The biggest single change to employment law in my 30 year career as an employment lawyer was brought about in July 2013. This was when aggrieved employees could no longer simply complete and submit a Claim Form to their local Employment Tribunal Office without any payment. Instead, different categories of fees were introduced and claims such as discrimination and unfair dismissal could only be issued upon the payment of a £250 fee and could not proceed to a final hearing until a further £950 had been paid. Whilst there were fee remission provisions, the impact of the introduction of fees was that the number of claims reduced by a figure somewhere between 70% and 80%.
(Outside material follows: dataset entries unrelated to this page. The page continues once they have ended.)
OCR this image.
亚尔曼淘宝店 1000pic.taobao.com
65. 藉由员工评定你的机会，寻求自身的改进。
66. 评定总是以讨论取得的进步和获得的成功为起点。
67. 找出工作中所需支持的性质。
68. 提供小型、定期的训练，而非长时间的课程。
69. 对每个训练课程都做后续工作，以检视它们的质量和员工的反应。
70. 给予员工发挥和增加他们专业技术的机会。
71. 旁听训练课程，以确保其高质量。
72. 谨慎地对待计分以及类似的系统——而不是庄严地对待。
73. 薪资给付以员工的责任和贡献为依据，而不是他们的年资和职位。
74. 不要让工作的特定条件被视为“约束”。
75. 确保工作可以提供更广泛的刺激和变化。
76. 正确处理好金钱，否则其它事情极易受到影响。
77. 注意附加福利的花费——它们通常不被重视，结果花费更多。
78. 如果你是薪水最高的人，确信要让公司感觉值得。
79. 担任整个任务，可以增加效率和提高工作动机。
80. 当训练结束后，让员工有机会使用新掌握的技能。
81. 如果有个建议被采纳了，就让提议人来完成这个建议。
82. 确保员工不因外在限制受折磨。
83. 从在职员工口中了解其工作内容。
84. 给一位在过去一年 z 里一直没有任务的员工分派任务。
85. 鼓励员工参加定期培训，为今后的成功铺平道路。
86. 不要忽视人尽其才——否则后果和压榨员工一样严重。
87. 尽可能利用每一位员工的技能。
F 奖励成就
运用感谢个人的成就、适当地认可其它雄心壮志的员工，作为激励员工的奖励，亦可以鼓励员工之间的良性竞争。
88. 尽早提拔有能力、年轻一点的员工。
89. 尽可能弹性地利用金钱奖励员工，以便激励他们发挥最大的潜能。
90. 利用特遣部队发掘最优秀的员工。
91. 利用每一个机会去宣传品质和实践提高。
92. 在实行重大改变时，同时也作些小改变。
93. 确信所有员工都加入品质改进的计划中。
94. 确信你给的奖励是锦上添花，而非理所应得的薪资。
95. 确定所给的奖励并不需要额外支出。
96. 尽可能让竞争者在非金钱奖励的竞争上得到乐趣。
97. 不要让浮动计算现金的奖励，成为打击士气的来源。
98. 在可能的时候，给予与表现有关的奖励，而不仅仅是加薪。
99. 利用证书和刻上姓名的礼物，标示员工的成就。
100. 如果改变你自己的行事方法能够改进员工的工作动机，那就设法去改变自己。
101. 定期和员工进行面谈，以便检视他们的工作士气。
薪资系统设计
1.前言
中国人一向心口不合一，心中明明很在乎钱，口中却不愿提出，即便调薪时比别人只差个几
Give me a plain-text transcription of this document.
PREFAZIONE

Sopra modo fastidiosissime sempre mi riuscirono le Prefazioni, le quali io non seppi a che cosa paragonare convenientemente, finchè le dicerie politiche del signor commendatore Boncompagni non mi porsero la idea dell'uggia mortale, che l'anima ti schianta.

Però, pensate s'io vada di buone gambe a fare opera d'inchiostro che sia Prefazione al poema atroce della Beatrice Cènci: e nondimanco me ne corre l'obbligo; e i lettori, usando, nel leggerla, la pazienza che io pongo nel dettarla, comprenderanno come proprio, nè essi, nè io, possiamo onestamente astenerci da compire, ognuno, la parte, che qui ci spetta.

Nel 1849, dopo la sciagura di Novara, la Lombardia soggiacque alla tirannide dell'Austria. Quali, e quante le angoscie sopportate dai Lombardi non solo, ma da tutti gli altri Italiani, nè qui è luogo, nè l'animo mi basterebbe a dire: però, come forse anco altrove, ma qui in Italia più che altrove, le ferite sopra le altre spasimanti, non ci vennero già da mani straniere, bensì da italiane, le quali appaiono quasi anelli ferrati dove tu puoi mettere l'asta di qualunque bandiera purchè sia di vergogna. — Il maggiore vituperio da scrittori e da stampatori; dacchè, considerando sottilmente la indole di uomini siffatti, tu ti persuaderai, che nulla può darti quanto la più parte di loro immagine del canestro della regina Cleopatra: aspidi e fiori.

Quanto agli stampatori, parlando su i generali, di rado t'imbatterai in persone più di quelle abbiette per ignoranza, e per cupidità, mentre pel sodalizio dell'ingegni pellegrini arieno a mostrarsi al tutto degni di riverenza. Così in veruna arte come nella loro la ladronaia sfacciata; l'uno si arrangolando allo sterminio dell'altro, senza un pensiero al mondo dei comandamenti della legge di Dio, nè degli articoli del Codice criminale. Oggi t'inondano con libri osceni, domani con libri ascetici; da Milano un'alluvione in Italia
Many employers were delighted at the introduction of the new regime. The change undoubtedly removed potential nuisance value claims which had merely been issued by former employees on a speculative basis. HR Teams were reduced as a result and law firms made redundancies from their employment teams. On many occasions before the change I was instructed not to defend a nuisance claim but to submit proposals on a commercial basis with a view to avoiding incurring the legal costs. Simply put, it was cheaper to pay up than fight. It was thought that the introduction of these fees would have the potential impact of removing claims of this nature. Evidence suggests that assumption was wrong.

Unison Judgement

In the relevant Supreme Court case Unison complained that the introduction of the new fees regime denied access to justice. In its Judgment on Thursday of last week 27th July 2017, the court agreed.

So what does this mean?

  1. On the basis that the regime was regarded as unlawful, the Tribunal service will need to refund every Tribunal fee that has been paid by a Claimant since 2013.
  2. There will have to be a rethink about the fees regime (which is unlikely to be abolished in its entirety). Fees for claimants may be reduced but there is also some suggestion that employers may also have to pay a fee to defend a potential claim.
  3. At present, however no fees are payable upon issuing a claim. So put simply, employers can expect an increase in the number of claims in the short to medium term. But these may not be limited to recent dismissals. There is a possibility that a number of older claims may be subject to attempts for the Tribunal to consider the merits of a case even though it occurred long before the 3 month time limit which would ordinarily be applicable. This concern relates to all potential Claimants who decided, owing to their financial circumstances that they could not pursue a claim owing to the fees that were required. Most claims must be submitted within 3 months of the event which gives rise to that claim. However, it is possible for a Claimant to argue that they were unable to pursue a claim for unfair dismissal because they simply could not afford the fees. Now that the Unison decision has been made that the fees regime itself is unlawful, it could be argued that it was not reasonably practicable for the claim to be issued, thereby extending the time limit for issuing a claim, even though the dismissal may have taken place 3 years ago. This has got to be tested yet by the Tribunal but it is extremely likely that there will be a number of arguments dealing with unfair dismissal claims on this basis. In addition, the same could be said for potential discrimination claims whereby the Tribunal may find it just and equitable to extend the time for issuing a claim (and for which cases there is no cap on the compensation which may be claimed).

The provisions in connection with compulsory ACAS Conciliation and other compensation caps regarding loss of earnings still remain but the situation regarding both past and future Employment Tribunal claims must be a concern for employers. Employers should ensure that they carefully maintain all relevant documentation and personnel records of all former (as well as current) employees.